Parents are anxious to hear Pipher’s message. She wants us to remember how families thrive: by staying in everyday contact with each other. By making our own rituals around holidays and weekends. She says we should walk the dog together, play a board game, make brownies. And eat dinner together.

There’s a sense that if we do these things, we’ll connect again. And you know what?

I believe it.


Resources:

Mary Pipher

Fortifying Families is Mary Pipher’s Mission

Edina Parent Communication Network
(where Pipher spoke February 4, 2008)

National Institute on Media and the Family

Note: Mary Pipher will update The Shelter of Each Other: Rebuilding our Families later this year.



Comments (3)


Mary Pipher is a sage and I also read The Shelter of Each Other in the 90's. I will be thrilled to read a new edition with her perspective on the contemporary changes that have happened since she first wrote it. I am very bummed to have missed her lecture last month but glad you did a refresher of the solid advice she's so good at.

Posted by Terre Thomas | March 2, 2008 1:49 PM


Terre

I'm glad that you've read Pipher's book. Did you also read REVIVING OPHELIA?

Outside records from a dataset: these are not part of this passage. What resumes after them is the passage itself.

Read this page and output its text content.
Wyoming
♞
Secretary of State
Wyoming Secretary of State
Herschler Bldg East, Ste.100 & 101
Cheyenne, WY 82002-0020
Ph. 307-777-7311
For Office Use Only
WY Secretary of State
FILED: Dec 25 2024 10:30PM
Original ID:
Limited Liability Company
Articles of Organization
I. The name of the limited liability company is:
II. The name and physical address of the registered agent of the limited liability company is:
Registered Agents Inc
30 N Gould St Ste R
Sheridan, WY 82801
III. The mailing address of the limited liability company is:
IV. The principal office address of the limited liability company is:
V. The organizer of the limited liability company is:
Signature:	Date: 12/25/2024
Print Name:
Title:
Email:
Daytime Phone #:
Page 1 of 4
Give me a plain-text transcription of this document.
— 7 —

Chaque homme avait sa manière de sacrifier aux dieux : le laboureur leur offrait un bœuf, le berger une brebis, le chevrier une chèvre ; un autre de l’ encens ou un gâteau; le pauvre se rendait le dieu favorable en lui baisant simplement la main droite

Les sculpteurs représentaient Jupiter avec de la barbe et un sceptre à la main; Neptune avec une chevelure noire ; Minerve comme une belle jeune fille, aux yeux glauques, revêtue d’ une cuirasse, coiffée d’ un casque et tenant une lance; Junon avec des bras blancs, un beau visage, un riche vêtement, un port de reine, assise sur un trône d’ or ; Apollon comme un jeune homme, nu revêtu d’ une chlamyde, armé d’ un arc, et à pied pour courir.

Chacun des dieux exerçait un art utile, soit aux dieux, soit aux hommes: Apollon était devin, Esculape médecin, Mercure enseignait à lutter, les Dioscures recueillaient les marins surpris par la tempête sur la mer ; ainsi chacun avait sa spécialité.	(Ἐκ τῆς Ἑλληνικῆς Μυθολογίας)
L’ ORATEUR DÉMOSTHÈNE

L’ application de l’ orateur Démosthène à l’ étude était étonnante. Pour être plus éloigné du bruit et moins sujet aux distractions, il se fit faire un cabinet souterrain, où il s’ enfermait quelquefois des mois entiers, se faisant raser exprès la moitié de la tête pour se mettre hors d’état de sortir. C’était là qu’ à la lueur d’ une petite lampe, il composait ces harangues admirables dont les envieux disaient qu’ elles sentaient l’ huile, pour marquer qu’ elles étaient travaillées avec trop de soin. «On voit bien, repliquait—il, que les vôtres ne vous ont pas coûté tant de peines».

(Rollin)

I have 13 and 14 year old girls now, and I've had REVIVING OPHELIA on the shelf for years. I finally read it in anticipation of my meeting with Mary Pipher.

It is hard to take in story after story of girls suffering from loneliness and low self esteem.

I recommend it, especially for those of us raising girls in a culture that seems to demand that they be "perfect" while giving them such a narrow definition of what that is.

Pipher has a number of good ideas about how to stay connected with our girls and our families.

Posted by Nanci Olesen | March 4, 2008 10:37 PM


Nanci,

I just listened to your podcast interview with Mary Pipher. I have also read her books (Reviving Ophelia and Shelter) and am an advocate of keeping kids as critically independent of the media-saturated consumer culture as possible. Don't get me wrong, I'm not nurturing a household of Luddites, but the glowing screen is very, very alluring and it does take monitoring to make sure kids (and adults, I would add) are using it well and wisely and not at the expense of real experiences and interactions with people.

But here is an interesting use of technology to foster family communication: My husband just now e-mailed me and our three kids to remind us that we have slacked off on our agreed-upon weekly chores and request commitment to particular jobs. Everyone is expected to sign off on two jobs and "reply all" so we know who will do what! Also, he is calling us all to accountability on a New Year's pledge we made to institute Sunday family dinner--intended to be a pretty sacrosanct time where we would forego other invitations, whether social or work-related, in favor of family dinner and activity. We did it just once, then everyone forgot or had previous engagements. As Pipher rightly notes, it is really important to ritualize our connections. Ritual means the same activity (place, time, participants, activity) that is planned and regularly scheduled.

Great subjects to keep in front of us, especially we parents of older kids who are sometimes tempted to just give over to the leave-taking and the growing up and away. Family is so important for our teenagers even if we or they think it pales next to peer involvement. Thanks!